Monday 15 December 2003 13:44 CET | News

An increasing number of US automated teller machines (ATM) are migrating from legacy technology systems to Microsoft Windows environments. With this shift comes the potential for greater functionality and performance, as well as a significant risk previously unknown to ATM networks - attack from a broad range of computer viruses.

In August 2003, two US banks experienced the first case of a Windows-based virus to ever infect an ATM. Although a single ATM vendor took the brunt of negative press, any Windows-based ATM on the affected networks may have been impacted, or at least were susceptible to the same infection. New research from TowerGroup looks at the growth of this new threat, and explores how the clean room environment used by the semiconductor industry to eliminate contaminants may hold valuable lessons for the financial service industry. Highlights of the research include: - Viruses, worms, exploits and other malicious software have grown beyond the threat to home users and corporate e-mail systems. They now threaten the very networks that process our financial information and transactions, like ATMs. - While the Windows platform is not inherently less secure than competitive products, it is open to a larger number of users and - most significantly - more open to users that mean to inflict damage through the creation of viruses and other types of attacks. - Banks have spent millions of dollars implementing network firewalls to prevent unauthorized access from hackers dialing in from home. Yet they place ATMs on street corners and bypass firewalls by connecting those machines directly to the network.

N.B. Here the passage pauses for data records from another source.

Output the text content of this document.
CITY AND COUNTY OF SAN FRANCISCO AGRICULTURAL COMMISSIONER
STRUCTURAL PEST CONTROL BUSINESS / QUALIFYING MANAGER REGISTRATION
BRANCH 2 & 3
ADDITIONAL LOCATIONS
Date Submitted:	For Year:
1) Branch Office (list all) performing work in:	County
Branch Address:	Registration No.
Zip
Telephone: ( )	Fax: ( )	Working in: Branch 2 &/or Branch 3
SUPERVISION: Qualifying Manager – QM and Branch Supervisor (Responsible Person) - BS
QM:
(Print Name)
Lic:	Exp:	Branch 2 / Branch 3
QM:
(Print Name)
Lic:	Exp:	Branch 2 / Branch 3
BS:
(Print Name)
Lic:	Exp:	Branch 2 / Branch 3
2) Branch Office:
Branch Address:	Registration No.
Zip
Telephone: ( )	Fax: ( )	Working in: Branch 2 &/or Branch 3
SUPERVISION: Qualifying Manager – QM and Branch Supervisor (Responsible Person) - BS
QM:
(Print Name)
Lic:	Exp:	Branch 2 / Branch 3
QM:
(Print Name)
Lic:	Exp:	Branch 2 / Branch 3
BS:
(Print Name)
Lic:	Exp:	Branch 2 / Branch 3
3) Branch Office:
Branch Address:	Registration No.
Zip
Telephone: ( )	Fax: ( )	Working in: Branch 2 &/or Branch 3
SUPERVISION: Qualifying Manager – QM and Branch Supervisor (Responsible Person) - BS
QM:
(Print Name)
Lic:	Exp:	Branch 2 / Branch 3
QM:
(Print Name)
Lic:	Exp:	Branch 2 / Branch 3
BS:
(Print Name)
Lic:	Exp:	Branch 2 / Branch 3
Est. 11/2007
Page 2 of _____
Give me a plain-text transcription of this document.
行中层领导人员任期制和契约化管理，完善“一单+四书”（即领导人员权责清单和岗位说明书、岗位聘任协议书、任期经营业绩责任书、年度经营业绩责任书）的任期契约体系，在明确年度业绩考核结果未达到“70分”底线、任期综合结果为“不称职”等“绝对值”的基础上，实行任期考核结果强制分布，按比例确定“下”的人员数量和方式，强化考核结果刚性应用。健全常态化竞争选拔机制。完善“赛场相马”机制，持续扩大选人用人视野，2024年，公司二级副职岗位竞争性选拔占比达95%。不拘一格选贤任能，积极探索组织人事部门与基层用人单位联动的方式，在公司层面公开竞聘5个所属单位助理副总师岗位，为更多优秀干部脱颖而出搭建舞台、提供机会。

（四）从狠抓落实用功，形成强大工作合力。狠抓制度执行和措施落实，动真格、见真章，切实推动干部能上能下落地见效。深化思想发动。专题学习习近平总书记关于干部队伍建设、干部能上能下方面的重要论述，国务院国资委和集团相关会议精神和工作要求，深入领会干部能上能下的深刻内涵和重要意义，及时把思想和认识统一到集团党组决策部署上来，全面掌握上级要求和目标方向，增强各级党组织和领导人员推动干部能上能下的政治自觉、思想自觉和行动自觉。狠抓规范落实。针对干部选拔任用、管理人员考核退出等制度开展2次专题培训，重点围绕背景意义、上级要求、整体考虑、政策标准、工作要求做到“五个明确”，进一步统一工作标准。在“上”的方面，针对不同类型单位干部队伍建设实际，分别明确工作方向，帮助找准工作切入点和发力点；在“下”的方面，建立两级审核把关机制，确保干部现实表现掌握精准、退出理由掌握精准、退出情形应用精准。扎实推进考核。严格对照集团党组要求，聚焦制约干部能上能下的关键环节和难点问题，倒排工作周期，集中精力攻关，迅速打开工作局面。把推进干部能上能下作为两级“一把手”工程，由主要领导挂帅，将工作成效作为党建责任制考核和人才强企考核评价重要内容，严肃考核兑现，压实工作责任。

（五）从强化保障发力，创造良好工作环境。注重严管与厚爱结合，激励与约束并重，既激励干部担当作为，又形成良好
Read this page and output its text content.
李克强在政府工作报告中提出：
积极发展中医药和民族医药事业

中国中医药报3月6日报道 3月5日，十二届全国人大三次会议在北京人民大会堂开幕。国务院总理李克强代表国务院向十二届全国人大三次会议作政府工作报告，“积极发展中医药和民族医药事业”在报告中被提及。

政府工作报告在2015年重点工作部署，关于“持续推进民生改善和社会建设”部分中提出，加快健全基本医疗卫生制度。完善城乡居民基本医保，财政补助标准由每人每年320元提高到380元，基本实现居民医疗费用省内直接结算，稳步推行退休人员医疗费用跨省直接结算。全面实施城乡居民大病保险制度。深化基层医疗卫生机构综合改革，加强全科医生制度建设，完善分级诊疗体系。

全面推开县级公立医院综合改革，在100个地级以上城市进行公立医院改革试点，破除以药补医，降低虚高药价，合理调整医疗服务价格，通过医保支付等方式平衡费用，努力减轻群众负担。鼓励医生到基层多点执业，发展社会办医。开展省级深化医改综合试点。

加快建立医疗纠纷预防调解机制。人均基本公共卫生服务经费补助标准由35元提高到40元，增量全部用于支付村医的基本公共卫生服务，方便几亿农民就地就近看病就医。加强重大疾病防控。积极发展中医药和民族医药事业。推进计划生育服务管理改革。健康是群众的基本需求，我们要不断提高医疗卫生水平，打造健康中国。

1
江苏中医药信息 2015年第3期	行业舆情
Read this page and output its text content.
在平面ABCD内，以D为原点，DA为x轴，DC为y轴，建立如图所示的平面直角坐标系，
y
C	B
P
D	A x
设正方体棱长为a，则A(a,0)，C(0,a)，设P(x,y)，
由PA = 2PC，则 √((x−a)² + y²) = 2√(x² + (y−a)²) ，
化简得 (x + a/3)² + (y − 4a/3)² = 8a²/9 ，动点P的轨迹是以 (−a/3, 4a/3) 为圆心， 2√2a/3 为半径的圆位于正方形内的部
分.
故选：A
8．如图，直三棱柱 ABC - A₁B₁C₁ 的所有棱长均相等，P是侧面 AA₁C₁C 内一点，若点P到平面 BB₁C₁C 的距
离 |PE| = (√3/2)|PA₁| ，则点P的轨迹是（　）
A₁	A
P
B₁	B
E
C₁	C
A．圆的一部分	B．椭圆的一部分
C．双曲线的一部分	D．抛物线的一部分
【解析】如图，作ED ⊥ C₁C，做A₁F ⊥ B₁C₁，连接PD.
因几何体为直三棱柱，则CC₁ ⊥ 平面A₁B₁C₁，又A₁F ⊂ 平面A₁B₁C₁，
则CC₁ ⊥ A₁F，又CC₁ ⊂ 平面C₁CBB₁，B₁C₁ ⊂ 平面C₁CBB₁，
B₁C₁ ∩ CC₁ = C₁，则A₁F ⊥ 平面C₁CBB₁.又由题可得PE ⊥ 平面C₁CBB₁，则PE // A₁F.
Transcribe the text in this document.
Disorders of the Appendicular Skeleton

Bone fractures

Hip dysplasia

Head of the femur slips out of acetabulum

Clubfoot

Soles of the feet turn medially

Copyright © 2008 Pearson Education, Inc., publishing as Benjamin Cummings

ATMs have always been viewed as trusted resources, so most ATM networks are exempt from security policies - a dangerous mindset that must change with the times. - Like the semiconductor industry, financial institutions may have to resort to creating software clean room environments to protect the purity of the systems they operate - not just for ATMs, but for every business system that could be affected by a virus or other contamination. The software equivalent of a clean room would offer increasing levels of security that ring the development and deployment of critical systems. This would be a major shift from todays security protocols, which tend to deal solely with generic threats with little or no differentiation in policy and process between the corporate network and the networks that operate the banks business.